Researchers developed AI to trick the face recognition system. A team of engineering researchers from the University of Toronto has created an algorithm for the potential disorientation of facial recognition systems. Headed by Professor Parham Aarabi and graduate student Avishek Bose, the team used a technique called “adversarial training”, which combines and uses artificial intelligence algorithms at the same time.
Aarabi and Bose designed a set of two neural networks for that purpose, the first identifies the faces and the other disturbs the balance, and thus the disorientation of the face recognition from the first. Essentially, the two neural networks are interdependent and are constantly learning from each other, creating a continuing database of useful elements that serve this purpose.

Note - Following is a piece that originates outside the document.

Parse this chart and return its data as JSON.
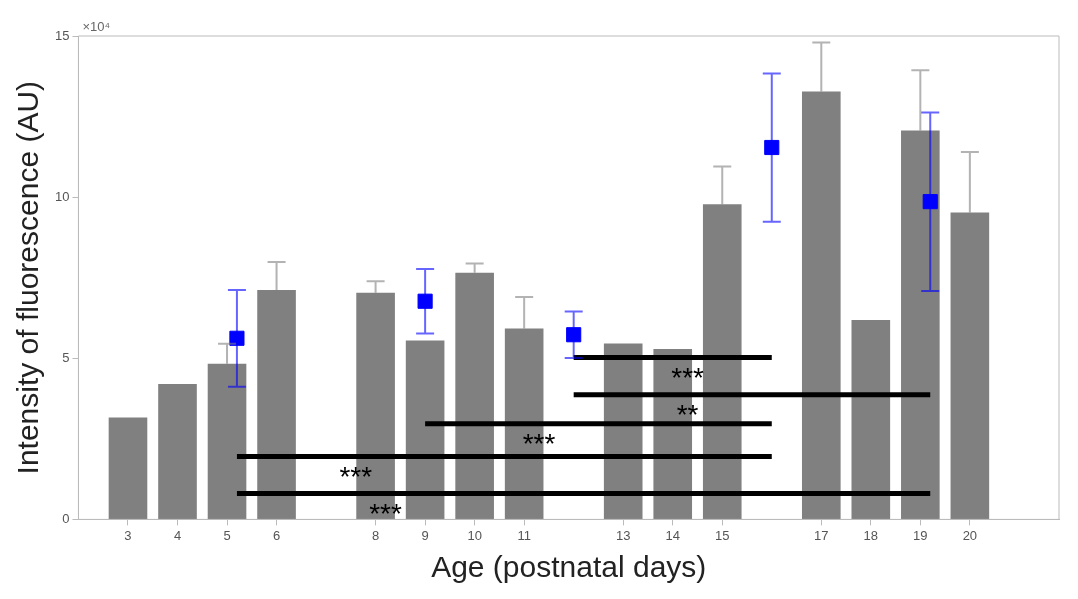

“The AI-based disruption system can attack a nervous network to disfigure face detection and identification technology,” Bose said in an interview with Eureka Alert.
For example, when face detection through AI tries to scan the corners of the eyes, the offensive system adapts them in such a dynamic way to the photos that are less noticeable and understandable for the present technology. In fact, it creates very fine disturbances in the photograph, but for the detector, it is important enough to fool it.
The result resembles an Instagram filter that can be applied to privacy photos. The algorithm targets very specific pixels in the image, making subtle changes that are almost imperceptible to the human eye. Bose added: “The key here was to train the two neural networks against each other, one to create an increasingly powerful Face Detection system and the other to create a stronger tool to disable Face Detection.”
Concerns about privacy and data security are generally high in the general public, so this system can provide a solution to the protection of users on the internet, even in real life in the outside world.